Compiler readiness checklist
| Stage | Must prove |
|---|---|
| Intent | Unknown or unsupported intents refuse instead of guessing. |
| Policy | Rule ids, bundle ids, verdicts, and required obligations are emitted as typed decisions. |
| Tools | Surfaced tools are the deterministic intersection of registry, permission, policy, and safety mode. |
| Evidence | Refs are snapshot-bound, classification-aware, and hash-addressed. |
| Memory | Recall reads promoted memory only, with tenant, subject, intent, and classification filters. |
| Budget | Bucket allocations are explicit, versioned, and sum to the run budget. |
| Buckets | Truncation is visible in the manifest; nothing silently disappears. |
| Manifest | CompiledContext contains the controls the Critic and replay harness need. |
What the eight stages buy you
Three things that are noticeable the day this lands.

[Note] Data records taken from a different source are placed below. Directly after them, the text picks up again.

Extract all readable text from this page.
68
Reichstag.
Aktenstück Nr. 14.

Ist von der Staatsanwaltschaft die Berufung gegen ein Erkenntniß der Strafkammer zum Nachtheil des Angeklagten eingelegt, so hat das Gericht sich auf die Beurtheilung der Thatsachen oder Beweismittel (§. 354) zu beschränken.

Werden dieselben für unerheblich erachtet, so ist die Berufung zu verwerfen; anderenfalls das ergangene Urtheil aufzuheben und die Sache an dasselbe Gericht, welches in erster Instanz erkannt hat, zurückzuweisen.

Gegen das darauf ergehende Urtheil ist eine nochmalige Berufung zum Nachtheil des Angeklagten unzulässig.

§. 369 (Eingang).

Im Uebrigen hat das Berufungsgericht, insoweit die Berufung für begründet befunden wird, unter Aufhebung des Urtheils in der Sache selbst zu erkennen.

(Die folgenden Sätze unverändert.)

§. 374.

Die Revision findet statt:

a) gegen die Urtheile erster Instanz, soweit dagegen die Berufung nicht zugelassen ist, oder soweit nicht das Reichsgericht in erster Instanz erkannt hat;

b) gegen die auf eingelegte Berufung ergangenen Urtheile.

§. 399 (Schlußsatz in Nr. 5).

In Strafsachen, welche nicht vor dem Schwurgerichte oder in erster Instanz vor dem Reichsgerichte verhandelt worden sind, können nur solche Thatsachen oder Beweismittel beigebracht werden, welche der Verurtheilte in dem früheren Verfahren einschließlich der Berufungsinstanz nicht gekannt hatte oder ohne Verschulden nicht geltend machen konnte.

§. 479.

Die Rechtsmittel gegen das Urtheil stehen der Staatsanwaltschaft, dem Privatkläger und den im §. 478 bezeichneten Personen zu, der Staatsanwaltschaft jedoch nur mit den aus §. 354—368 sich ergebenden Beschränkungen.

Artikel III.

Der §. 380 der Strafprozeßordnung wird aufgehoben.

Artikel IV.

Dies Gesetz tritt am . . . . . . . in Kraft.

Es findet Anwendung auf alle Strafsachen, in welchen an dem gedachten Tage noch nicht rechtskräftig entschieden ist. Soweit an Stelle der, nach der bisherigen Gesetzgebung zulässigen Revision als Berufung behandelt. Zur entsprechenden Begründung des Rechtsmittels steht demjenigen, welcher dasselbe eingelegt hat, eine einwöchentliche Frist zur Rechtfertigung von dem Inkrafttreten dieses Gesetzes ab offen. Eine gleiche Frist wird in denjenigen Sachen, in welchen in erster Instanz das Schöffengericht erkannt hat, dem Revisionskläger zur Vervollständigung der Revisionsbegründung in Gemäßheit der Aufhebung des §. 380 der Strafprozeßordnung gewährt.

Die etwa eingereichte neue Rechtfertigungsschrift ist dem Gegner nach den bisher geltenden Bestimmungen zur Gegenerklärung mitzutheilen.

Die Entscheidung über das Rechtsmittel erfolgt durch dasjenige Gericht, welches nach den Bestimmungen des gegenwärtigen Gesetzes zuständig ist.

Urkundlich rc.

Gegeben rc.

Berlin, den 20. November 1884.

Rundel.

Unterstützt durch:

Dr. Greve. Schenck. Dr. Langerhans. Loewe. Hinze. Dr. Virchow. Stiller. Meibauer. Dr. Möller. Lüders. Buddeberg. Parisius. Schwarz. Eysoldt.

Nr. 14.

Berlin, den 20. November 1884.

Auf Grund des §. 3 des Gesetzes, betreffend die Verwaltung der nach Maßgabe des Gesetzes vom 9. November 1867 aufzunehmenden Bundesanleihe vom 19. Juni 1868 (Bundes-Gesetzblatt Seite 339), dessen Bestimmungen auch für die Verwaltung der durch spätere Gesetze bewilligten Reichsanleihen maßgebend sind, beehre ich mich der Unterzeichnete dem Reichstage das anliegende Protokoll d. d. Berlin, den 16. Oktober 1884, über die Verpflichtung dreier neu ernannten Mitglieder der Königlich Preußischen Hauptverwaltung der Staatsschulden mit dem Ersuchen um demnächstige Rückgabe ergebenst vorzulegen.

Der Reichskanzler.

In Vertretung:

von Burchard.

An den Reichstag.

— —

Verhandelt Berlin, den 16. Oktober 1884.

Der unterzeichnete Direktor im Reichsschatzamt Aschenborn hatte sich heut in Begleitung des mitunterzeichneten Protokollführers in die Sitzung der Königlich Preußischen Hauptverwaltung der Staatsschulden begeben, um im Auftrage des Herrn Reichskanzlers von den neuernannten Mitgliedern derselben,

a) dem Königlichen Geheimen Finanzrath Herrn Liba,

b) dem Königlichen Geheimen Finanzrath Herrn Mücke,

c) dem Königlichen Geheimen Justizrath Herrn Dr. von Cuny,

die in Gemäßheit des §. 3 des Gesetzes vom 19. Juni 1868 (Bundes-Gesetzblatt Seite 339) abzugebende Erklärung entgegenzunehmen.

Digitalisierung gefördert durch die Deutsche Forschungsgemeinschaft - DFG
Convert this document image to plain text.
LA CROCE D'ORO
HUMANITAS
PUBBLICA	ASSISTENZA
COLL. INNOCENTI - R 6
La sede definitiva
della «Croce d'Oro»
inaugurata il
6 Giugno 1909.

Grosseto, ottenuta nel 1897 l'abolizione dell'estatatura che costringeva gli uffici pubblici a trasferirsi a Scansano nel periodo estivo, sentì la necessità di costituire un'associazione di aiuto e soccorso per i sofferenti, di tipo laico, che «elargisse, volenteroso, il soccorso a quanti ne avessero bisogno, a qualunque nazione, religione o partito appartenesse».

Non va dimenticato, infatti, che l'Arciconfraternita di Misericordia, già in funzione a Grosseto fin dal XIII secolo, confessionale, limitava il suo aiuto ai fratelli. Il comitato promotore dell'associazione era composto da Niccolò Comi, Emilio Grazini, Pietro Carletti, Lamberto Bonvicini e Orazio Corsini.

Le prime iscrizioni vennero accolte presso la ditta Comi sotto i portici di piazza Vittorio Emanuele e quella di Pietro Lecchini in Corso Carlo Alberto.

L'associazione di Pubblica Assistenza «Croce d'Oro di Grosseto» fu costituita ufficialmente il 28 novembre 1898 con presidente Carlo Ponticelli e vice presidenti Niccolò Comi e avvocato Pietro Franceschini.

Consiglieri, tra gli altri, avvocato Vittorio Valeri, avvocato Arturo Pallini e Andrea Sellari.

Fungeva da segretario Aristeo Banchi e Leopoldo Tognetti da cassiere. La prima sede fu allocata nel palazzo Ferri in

Debugging is local. A missing evidence ref is a question for stage 4. A surprising tool-mode is stage 3. A truncated bucket is stage 7. The team grows muscle memory for which file to open, instead of tracing through a 600-line method.
Replay is trivial. Each stage is pure (the two async ones take injected retrievers). Replay re-runs the same eight functions with recorded inputs and gets the same output. The hash of the CompiledContext is deterministic; the replay harness reproduces it byte-for-byte.
Adding a new bucket is one file. New requirement: surface “recent corrections from the operator” alongside memory. That is one new stage 5b function and one new bucket entry — the rest of the compile is unchanged. The boundaries pay you back the first time you extend the compile.
Eight files. Twenty-line orchestrator. The same shape every compile takes, every time. Pull the orchestrator into your stack first; the eight stages can be stubs at first, then fleshed out one at a time. By the third stage, the team can already see the leverage.